За винтовки вам спасибо от имени революции и Советской власти. Они будут в надежных руках!
А дело вы сами себе нашли. — Степан наклонился, поднял с полу из-под нар забытый ребятами «ежик». — Вот этих штук наделайте-ка побольше. Скоро погоним незваных гостей, надо проводы им устроить… Хорошо Коля придумал, молодец!
…На следующую ночь Степан собрался уходить: облавы в городе утихли. Винтовки он забирал с собой.
— Дядя Степан, а гармошку-то когда возьмете? Вот она, — напомнил Николка.
— Я ее тебе подарил. А себе другую куплю. Вернем Советскую власть, тогда рабочий класс не только на гармошках, на роялях будет играть. Для всего народа…
После ухода Степана ребята вновь принялись за «ежики».
Обреченные
Чем больше приходило вестей о приближении Красной Армии, тем сильнее лютовали враги. Начались массовые аресты, еще яростнее засвистели казацкие нагайки.
Обо всем Александра Максимовна узнавала от старого коновозчика, навещавшего их семью.
— Беда, Максимовна… Большая беда свалилась на наши головы, — сообщил он. — Человек шестьдесят опять схватили. Предатель один выдал… Всех в Уфу увезли. Видно, места мало в наших тюрьмах.
А через несколько дней принес весть еще страшнее:
— Всех расстреляли супостаты.
Долго сидели и молчали в темноте. Аким Иванович выкурил не одну трубку. Потом ушел. Походка у него была тяжелая, старческая.
— Слыхала, Максимовна? В Мухоморовке казак парнишку засек, — оглядываясь, как бы кто не подслушал, сообщила у колодца соседка. — Из-за угла парнишка выскочил и коня напугал. Казак нагайку выхватил и давай хлестать. А много ли ребенку надо…
Раз, в темный июльский вечер, снова пришел Аким Иванович. Пробрался тайком огородами.
— Я к тебе и с добром и с худом, — торопливо начал он. — Радость великая: наши к городу подходят!
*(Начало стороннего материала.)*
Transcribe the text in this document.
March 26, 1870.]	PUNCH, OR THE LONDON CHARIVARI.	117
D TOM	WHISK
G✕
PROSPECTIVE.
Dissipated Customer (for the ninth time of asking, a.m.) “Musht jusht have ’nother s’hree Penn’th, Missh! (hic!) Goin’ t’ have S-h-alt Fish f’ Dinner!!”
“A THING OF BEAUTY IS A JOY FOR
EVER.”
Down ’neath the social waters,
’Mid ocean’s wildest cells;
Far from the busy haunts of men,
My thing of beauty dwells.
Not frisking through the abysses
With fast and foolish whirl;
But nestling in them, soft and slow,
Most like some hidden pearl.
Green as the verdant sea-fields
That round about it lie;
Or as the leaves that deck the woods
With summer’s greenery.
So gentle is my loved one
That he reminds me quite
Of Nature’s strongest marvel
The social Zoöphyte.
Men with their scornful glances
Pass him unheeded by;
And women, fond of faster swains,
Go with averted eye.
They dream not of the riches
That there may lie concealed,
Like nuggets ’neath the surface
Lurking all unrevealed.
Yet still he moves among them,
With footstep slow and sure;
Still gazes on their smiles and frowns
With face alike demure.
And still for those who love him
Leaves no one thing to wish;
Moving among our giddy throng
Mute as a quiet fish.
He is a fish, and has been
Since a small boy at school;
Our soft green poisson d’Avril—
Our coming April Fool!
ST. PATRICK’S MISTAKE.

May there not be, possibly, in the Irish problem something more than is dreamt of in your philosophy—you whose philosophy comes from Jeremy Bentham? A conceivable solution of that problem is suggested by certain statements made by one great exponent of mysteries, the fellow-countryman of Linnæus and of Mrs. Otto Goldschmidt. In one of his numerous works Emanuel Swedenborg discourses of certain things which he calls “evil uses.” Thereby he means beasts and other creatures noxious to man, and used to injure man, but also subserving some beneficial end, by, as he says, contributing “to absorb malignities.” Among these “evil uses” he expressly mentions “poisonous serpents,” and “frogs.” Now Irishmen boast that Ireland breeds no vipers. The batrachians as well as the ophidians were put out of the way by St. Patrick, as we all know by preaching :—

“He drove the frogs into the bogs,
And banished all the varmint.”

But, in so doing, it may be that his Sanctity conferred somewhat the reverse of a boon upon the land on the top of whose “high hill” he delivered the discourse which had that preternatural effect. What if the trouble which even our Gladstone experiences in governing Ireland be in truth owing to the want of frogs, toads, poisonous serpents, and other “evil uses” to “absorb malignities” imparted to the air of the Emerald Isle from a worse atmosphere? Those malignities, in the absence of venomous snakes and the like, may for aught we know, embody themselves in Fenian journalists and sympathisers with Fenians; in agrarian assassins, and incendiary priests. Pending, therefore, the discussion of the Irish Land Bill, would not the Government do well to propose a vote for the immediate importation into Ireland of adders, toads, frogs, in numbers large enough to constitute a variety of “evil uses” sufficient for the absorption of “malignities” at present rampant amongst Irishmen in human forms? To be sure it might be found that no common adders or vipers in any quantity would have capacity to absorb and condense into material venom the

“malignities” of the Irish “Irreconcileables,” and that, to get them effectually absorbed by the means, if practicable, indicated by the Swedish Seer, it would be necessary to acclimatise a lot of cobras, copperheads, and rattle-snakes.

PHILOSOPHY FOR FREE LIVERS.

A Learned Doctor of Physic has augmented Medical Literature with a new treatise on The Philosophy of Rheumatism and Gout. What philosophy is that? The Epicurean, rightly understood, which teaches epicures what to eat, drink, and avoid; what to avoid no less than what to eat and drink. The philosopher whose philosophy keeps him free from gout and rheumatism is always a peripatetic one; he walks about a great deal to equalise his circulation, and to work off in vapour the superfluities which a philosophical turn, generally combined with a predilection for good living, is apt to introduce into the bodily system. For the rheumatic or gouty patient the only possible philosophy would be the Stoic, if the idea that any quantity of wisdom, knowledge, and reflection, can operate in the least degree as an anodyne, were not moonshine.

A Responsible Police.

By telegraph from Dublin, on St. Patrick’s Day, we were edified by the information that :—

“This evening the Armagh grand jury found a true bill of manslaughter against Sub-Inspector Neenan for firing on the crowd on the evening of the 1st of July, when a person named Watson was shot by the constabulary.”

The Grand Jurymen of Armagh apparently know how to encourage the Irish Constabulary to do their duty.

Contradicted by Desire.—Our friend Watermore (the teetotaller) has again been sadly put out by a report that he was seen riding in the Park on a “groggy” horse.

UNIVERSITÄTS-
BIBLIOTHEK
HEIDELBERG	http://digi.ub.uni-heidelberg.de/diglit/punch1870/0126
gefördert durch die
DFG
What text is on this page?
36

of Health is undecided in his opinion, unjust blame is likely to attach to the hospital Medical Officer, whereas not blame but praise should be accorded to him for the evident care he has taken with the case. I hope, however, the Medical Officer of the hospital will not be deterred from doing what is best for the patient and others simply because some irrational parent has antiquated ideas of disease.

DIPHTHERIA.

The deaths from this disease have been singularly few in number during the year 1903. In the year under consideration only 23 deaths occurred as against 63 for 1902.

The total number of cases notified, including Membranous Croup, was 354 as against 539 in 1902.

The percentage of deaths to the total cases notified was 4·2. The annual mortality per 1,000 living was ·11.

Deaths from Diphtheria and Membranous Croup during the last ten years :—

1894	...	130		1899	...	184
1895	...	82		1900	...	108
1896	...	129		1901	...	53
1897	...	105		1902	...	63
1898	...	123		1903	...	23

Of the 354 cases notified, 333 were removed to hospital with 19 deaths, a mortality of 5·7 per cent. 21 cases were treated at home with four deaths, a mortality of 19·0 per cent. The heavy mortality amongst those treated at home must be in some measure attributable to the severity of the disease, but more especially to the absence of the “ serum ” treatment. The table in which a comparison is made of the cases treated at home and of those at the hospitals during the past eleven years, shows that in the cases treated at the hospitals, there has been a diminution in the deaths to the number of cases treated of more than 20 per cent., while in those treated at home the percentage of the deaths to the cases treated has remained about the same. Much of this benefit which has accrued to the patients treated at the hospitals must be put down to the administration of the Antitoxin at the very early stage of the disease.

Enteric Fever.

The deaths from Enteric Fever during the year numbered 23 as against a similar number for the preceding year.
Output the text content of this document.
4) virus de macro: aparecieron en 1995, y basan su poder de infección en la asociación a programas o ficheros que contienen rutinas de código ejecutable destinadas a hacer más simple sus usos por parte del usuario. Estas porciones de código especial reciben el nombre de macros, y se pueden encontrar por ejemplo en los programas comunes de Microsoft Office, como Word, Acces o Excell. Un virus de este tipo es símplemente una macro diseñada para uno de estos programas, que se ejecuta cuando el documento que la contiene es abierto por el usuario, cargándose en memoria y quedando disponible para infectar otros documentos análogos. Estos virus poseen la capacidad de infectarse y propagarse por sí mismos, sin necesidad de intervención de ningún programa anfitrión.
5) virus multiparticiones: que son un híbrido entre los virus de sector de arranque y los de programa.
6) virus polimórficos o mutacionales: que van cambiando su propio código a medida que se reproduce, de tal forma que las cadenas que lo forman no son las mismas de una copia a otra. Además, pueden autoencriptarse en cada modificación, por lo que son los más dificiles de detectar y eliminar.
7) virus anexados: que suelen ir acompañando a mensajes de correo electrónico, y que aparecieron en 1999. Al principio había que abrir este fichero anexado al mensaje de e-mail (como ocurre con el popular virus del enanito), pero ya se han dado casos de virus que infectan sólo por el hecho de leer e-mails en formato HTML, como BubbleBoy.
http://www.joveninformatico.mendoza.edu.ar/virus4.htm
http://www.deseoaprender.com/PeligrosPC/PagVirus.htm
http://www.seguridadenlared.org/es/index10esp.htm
Близко уж. А беляки совсем озверели, семьи большевиков принялись изничтожать. Всех подряд, от мала до велика. Днем кресты на воротах ставят, а ночью лютуют. Только стон стоит. Да ты не бойся, бог не выдаст, свинья не съест, — вставил он любимую поговорку. — Мы на заводе так придумали: уехать надо тебе с ребятами. Скрыться до поры до времени. У меня сват на разъезде живет. Человек надежный, место тихое. У него и переждешь. Недолго осталось… Собери-ка к завтрашнему дню кое-какое барахлишко. А я Воронка в телегу запрягу и к вечеру подъеду. Забросаем ребятишек травкой, сверху литовку: будто за кормом ездили. Никому и в голову не придет.
Весь день прошел в сборах и хлопотах. Александра Максимовна испекла «подорожников», собрала ребячьи рубашки в узелок, и к вечеру все присели на лавку, готовые в путь-дорогу.
— Варюша, мы сегодня уезжаем. К родне погостить… Когда приедем, Федюня прибежит, скажет, — объяснила Александра Максимовна Варьке, когда та появилась на пороге. — Только про это никому не говори.
— Николке с Ахметом можно сказать, — вставил Федя.
Варька понимающе кивнула головой, поцеловала Мишеньку и убежала.
Ребята были рады-радехоньки.
— А лес там есть? А ягоды? А речка?
— Есть, все есть. Сидите тихо, — отвечала мать на бесконечные расспросы. Федя отыскал в чулане удочку отца и поставил возле порога, чтобы не забыть.
Солнце село, а подводы все не было. Александра Максимовна нетерпеливо поглядывала в окно и вдруг увидела: по улице торопливо шли белогвардейцы, направляясь прямо к их воротам. В первом Федя узнал сына жандармского вахмистра Виктора Катрова, который явился в город вместе с колчаковцами. Катров был в офицерском мундире. Позади вышагивал «тараканий ус».
— Встаньте к окнам, не то разбегутся, — послышался голос со двора.
Трое вошли в дом.
— Все дома? — Катров остановился возле порога, оглядывая детей, словно пересчитывая их.
— Все, вашблагородь, — вынырнул из сеней Мошкин.
Ребята бросились к матери, облепили ее со всех сторон, так и застыли, глядя на вошедших широко раскрытыми глазами.
— Может сразу, вашблагородь? — подскочил околоточный.
— Ночью приказано… Заколачивайте!
Колчаковцы вышли. Слышно было, как на засов закрыли входную дверь и забили ее чем-то тяжелым. Потом долго стучали молотками по ставням.
— Ждите гостей! — с издевкой крикнули со двора.
Белогвардейцы уже хозяйничали где-то в другом доме, а перепуганная, обреченная семья Кущенко все еще сидела в потемках.